Screenshot-2024-07-31-at-8.26.23AM.png
David Michael Roberts (Jul 31 2024 at 02:01):
You need to split into the two cases, no? https://en.wikipedia.org/wiki/Proof_of_Fermat%27s_Last_Theorem_for_specific_exponents#Proof_for_case_A goes straight to the parametrisation of primitive Pythagorean triples, but Case B does some other stuff first (scroll up slightly to see the Case A/B distinction, it's not the same as case I/II.
I guess the big thing you need is the result that prim Pythag triples have their usual parametrisation.

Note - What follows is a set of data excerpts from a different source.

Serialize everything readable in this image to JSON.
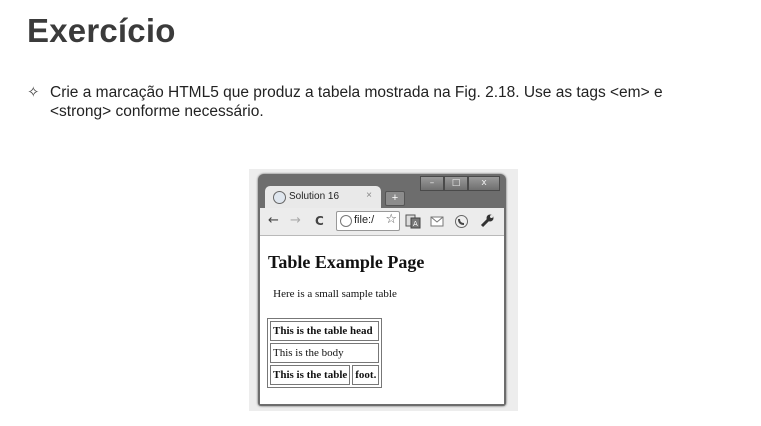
{
  "slide": {
    "title": "Exercício",
    "bullet_mark": "✧",
    "bullet_text": "Crie a marcação HTML5 que produz a tabela mostrada na Fig. 2.18. Use as tags <em> e <strong> conforme necessário."
  },
  "browser": {
    "window_controls": {
      "minimize": "–",
      "maximize": "□",
      "close": "x"
    },
    "tab": {
      "title": "Solution 16",
      "close": "×",
      "icon": "globe-icon"
    },
    "new_tab": "+",
    "toolbar": {
      "back": "←",
      "forward": "→",
      "reload": "C",
      "address": "file:/",
      "bookmark_star": "☆",
      "icons": [
        "translate-icon",
        "mail-icon",
        "phone-icon",
        "wrench-icon"
      ]
    },
    "page": {
      "heading": "Table Example Page",
      "caption": "Here is a small sample table",
      "table_head": "This is the table head",
      "table_body": "This is the body",
      "table_foot": [
        "This is the table",
        "foot."
      ]
    }
  }
}
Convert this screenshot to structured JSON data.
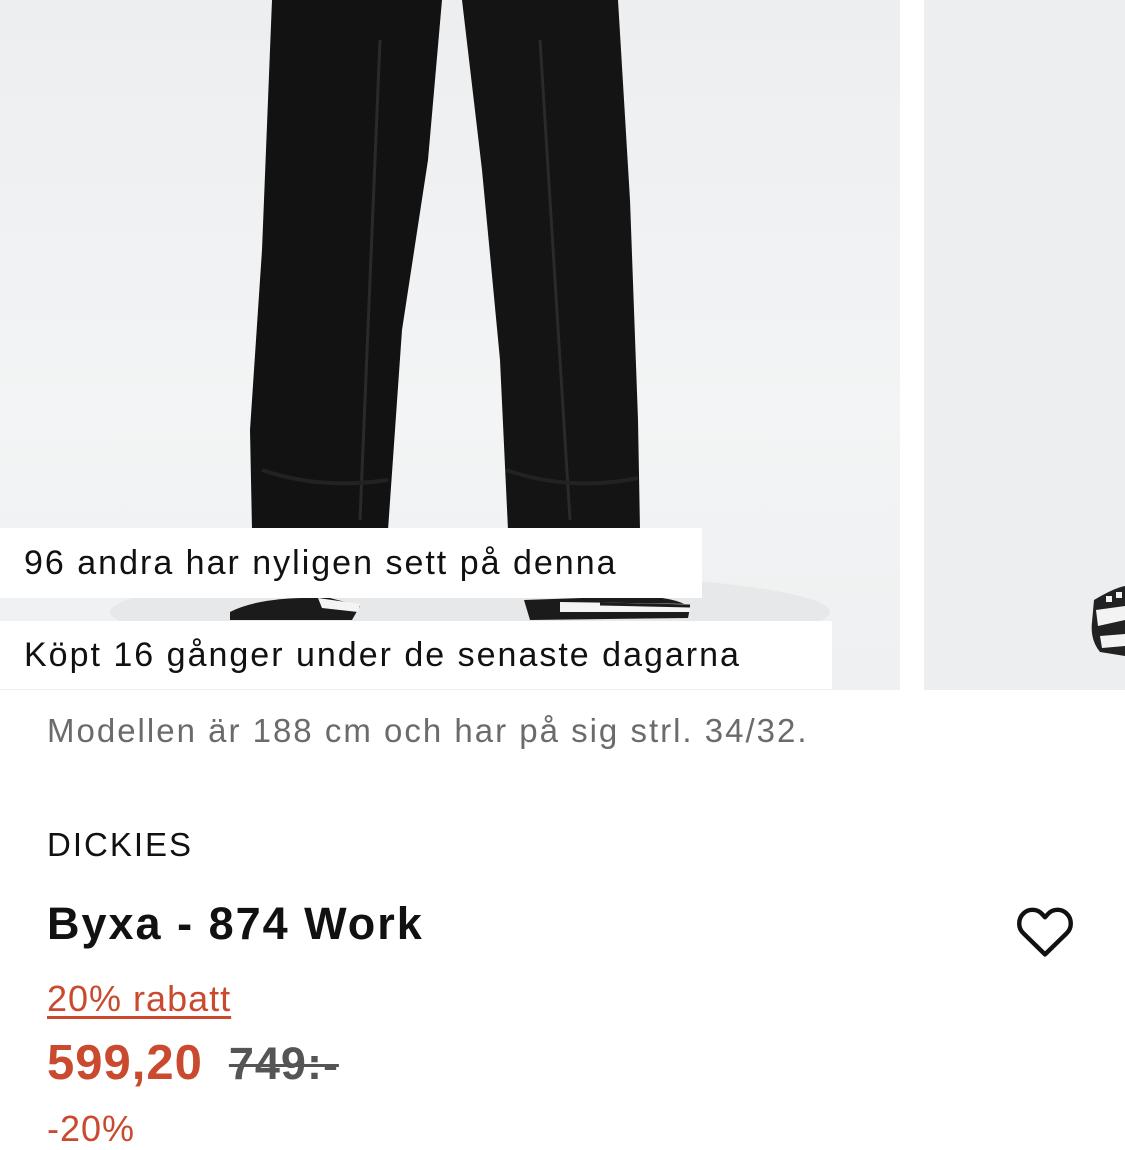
{
  "gallery": {
    "badge_recently_viewed": "96 andra har nyligen sett på denna",
    "badge_bought": "Köpt 16 gånger under de senaste dagarna"
  },
  "product": {
    "model_info": "Modellen är 188 cm och har på sig strl. 34/32.",
    "brand": "DICKIES",
    "title": "Byxa - 874 Work",
    "discount_label": "20% rabatt",
    "price_sale": "599,20",
    "price_original": "749:-",
    "discount_tag": "-20%"
  },
  "icons": {
    "wishlist": "heart-outline-icon"
  },
  "colors": {
    "sale": "#c94a2e",
    "text": "#111111",
    "muted": "#6b6b6b",
    "photo_bg": "#eceef0"
  }
}
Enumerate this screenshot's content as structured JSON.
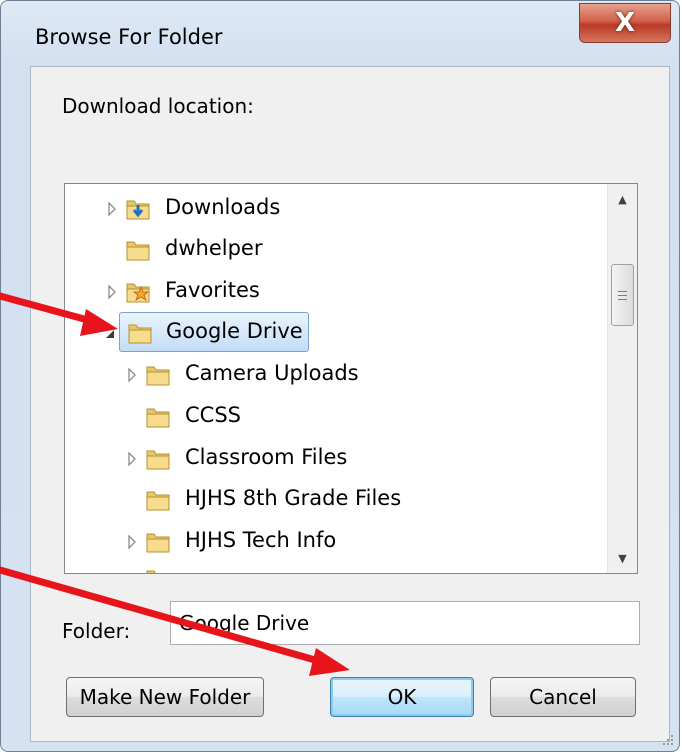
{
  "window": {
    "title": "Browse For Folder",
    "close_label": "X"
  },
  "dialog": {
    "instruction": "Download location:",
    "folder_label": "Folder:",
    "folder_value": "Google Drive",
    "buttons": {
      "make_new_folder": "Make New Folder",
      "ok": "OK",
      "cancel": "Cancel"
    }
  },
  "tree": {
    "items": [
      {
        "label": "Downloads",
        "icon": "downloads-folder-icon",
        "expander": "collapsed",
        "selected": false
      },
      {
        "label": "dwhelper",
        "icon": "folder-icon",
        "expander": "none",
        "selected": false
      },
      {
        "label": "Favorites",
        "icon": "favorites-folder-icon",
        "expander": "collapsed",
        "selected": false
      },
      {
        "label": "Google Drive",
        "icon": "folder-icon",
        "expander": "expanded",
        "selected": true
      },
      {
        "label": "Camera Uploads",
        "icon": "folder-icon",
        "expander": "collapsed",
        "selected": false
      },
      {
        "label": "CCSS",
        "icon": "folder-icon",
        "expander": "none",
        "selected": false
      },
      {
        "label": "Classroom Files",
        "icon": "folder-icon",
        "expander": "collapsed",
        "selected": false
      },
      {
        "label": "HJHS 8th Grade Files",
        "icon": "folder-icon",
        "expander": "none",
        "selected": false
      },
      {
        "label": "HJHS Tech Info",
        "icon": "folder-icon",
        "expander": "collapsed",
        "selected": false
      }
    ]
  },
  "colors": {
    "annotation_arrow": "#e8141b",
    "selection_border": "#7da2ce",
    "close_button": "#c8452f"
  }
}
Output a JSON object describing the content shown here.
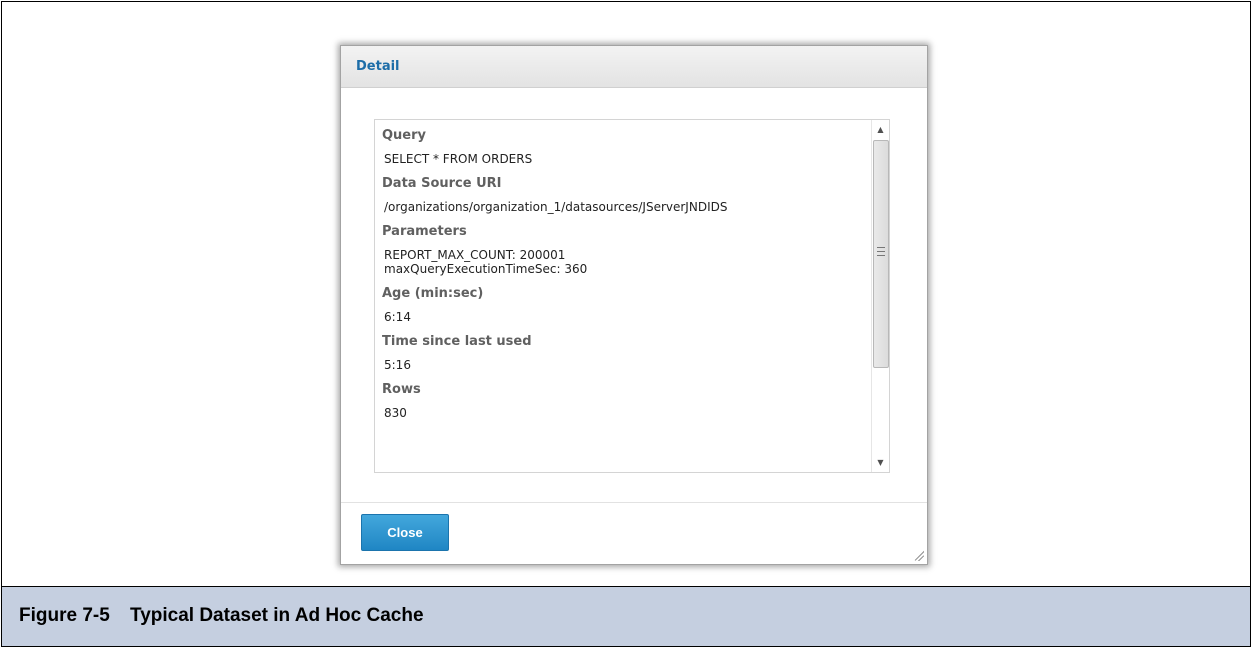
{
  "dialog": {
    "title": "Detail",
    "close_label": "Close"
  },
  "detail": {
    "fields": [
      {
        "label": "Query",
        "value": "SELECT * FROM ORDERS"
      },
      {
        "label": "Data Source URI",
        "value": "/organizations/organization_1/datasources/JServerJNDIDS"
      },
      {
        "label": "Parameters",
        "values": [
          "REPORT_MAX_COUNT: 200001",
          "maxQueryExecutionTimeSec: 360"
        ]
      },
      {
        "label": "Age (min:sec)",
        "value": "6:14"
      },
      {
        "label": "Time since last used",
        "value": "5:16"
      },
      {
        "label": "Rows",
        "value": "830"
      }
    ]
  },
  "caption": {
    "number": "Figure 7-5",
    "title": "Typical Dataset in Ad Hoc Cache"
  },
  "colors": {
    "title_blue": "#1d6da8",
    "button_blue": "#2b93d0",
    "caption_bg": "#c5cfe0"
  },
  "icons": {
    "scroll_up": "scroll-up-arrow-icon",
    "scroll_down": "scroll-down-arrow-icon",
    "resize": "resize-grip-icon"
  }
}
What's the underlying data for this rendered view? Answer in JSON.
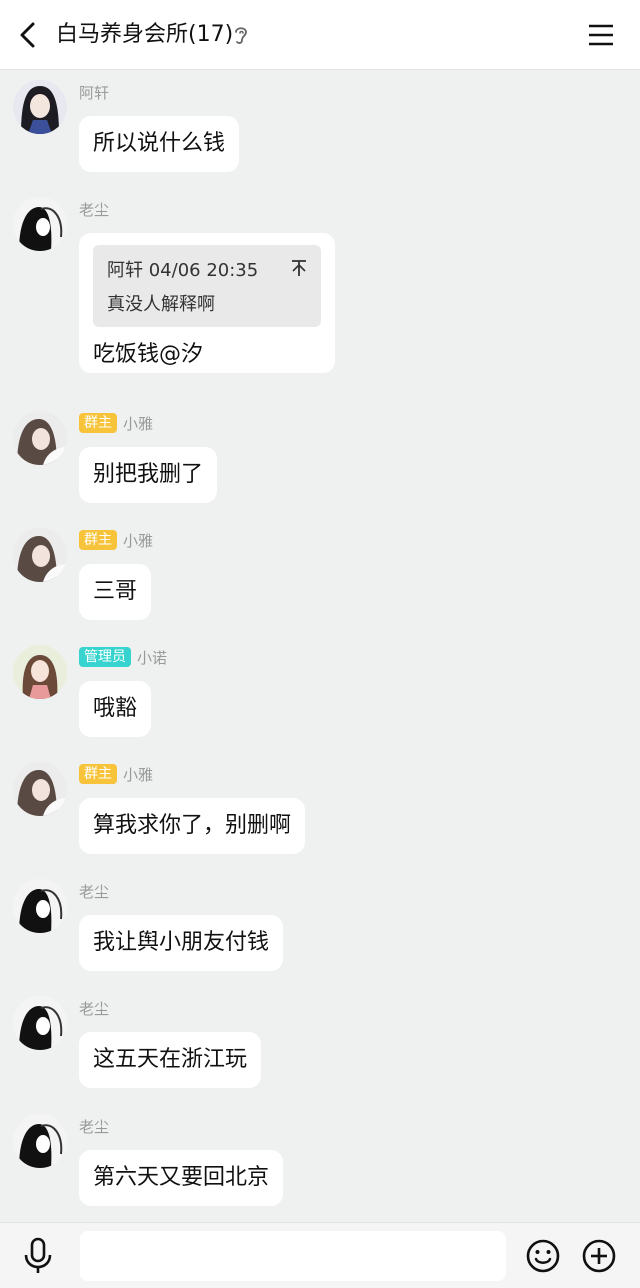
{
  "header": {
    "title": "白马养身会所(17)",
    "back_icon": "chevron-left-icon",
    "ear_icon": "ear-icon",
    "menu_icon": "hamburger-menu-icon"
  },
  "messages": [
    {
      "sender": "阿轩",
      "badge": "",
      "text": "所以说什么钱"
    },
    {
      "sender": "老尘",
      "badge": "",
      "quote_head": "阿轩 04/06 20:35",
      "quote_body": "真没人解释啊",
      "text": "吃饭钱@汐"
    },
    {
      "sender": "小雅",
      "badge": "群主",
      "text": "别把我删了"
    },
    {
      "sender": "小雅",
      "badge": "群主",
      "text": "三哥"
    },
    {
      "sender": "小诺",
      "badge": "管理员",
      "text": "哦豁"
    },
    {
      "sender": "小雅",
      "badge": "群主",
      "text": "算我求你了，别删啊"
    },
    {
      "sender": "老尘",
      "badge": "",
      "text": "我让舆小朋友付钱"
    },
    {
      "sender": "老尘",
      "badge": "",
      "text": "这五天在浙江玩"
    },
    {
      "sender": "老尘",
      "badge": "",
      "text": "第六天又要回北京"
    }
  ],
  "input_bar": {
    "placeholder": "",
    "mic_icon": "microphone-icon",
    "emoji_icon": "smiley-icon",
    "plus_icon": "plus-circle-icon"
  },
  "colors": {
    "background": "#eef1ef",
    "owner_badge": "#f6c33a",
    "admin_badge": "#36d3cf"
  }
}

Rohan Joshi (Jul 31 2024 at 05:19):
Hi, I was using the proof for case A, where upon finding the solutions to the pythagorean triplet, we get another solution. The screenshot below is what I'm referencing for my proof. I'm just not sure what tactics I can use to reach the goal.
Screenshot-2024-07-31-at-12.18.55PM.png
Notification Bot (Jul 31 2024 at 07:12):
This topic was moved here from #FLT > FLT for n=4 by Riccardo Brasca.
Riccardo Brasca (Jul 31 2024 at 07:13):
@Rohan Joshi I've moved you message to the #new members stream, since #FLT is specifically about proving the full FLT.
Riccardo Brasca (Jul 31 2024 at 07:13):
Note that FLT for n=4 is already in mathlib if you want to have a look at how it is done. (It is of course a very nice idea to learn how to write proofs in Lean!)
Rohan Joshi (Jul 31 2024 at 09:32):
Hi, thank you so much for the referral. However, I'm not sure but is there an easier way to show the formalization for this process?
I'm trying to maintain a relatively simple solution n=4. Is there any solution that follows up on mine?
Riccardo Brasca (Jul 31 2024 at 09:39):
I think that mathematically mathlib proof is elementary, and probably not very far from what you are proposing. It can be hard to read though. If your goal is to learn Lean you should just go with your proof and ignore mathlib's one, at least at the beginning.
Last updated: May 02 2025 at 03:31 UTC